American politician (1911–2000)

George Arden Booth (December 4, 1911-March 10, 2000) was an American politician who served as the Kansas State Senator from the 2nd district from 1971 to 1976.

==Early life==
Born in Fairview, Kansas, Booth was the eighth of nine children. He was an active member of 4-H, and showed an early interest in music and broadcasting; he made his radio debut in 1927, after winning a contest whose prize was singing on-air. Booth attended Baker University, graduating with a B.S. in music in 1936. After spending several years teaching music in Kansas and a short time studying voice in New York City, he joined the military and was stationed in Oahu during World War II, where he worked in the entertainment division of the Special Services. While in Hawaii, he married Bette Mills in 1946, and shortly thereafter returned to Kansas.

==Career==
Settling in Lawrence, Booth and his wife cofounded KLWN, an AM radio station, in 1951 (the station expanded to also broadcast in FM in 1963). Booth was a broadcaster as well as owning the station, once appearing on-air for 62 hours straight during a flood weeks after the station began transmitting.

He would go on to serve as the president of the Kansas Association of Broadcasters, and remained active in radio until his death.

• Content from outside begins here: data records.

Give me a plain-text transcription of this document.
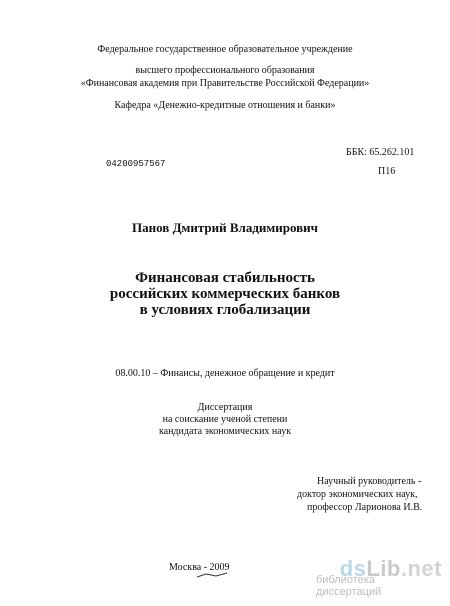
Федеральное государственное образовательное учреждение
высшего профессионального образования
«Финансовая академия при Правительстве Российской Федерации»
Кафедра «Денежно-кредитные отношения и банки»
ББК: 65.262.101
П16
04200957567
Панов Дмитрий Владимирович
Финансовая стабильность
российских коммерческих банков
в условиях глобализации
08.00.10 – Финансы, денежное обращение и кредит
Диссертация
на соискание ученой степени
кандидата экономических наук
Научный руководитель -
доктор экономических наук,
профессор Ларионова И.В.
Москва - 2009	dsLib.net
библиотека диссертаций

In addition to his radio work, Booth was a rancher, owning a registered herd of horned Hereford cattle; this experience led to his being selected as president of the National Agricultural Center and Hall of Fame.

==Politics==
In 1970, Reynolds Shultz resigned the 2nd District Senate seat after being elected as Lieutenant Governor, and Booth was selected to fill out the remainder of his term, taking office in 1971. He successfully ran for re-election in 1972. During his time in the State Senate, Booth introduced legislation that would grant in-state tuition to Kansas residents attending Haskell Indian Nations University, and was instrumental in creating Kansas' first small claims court.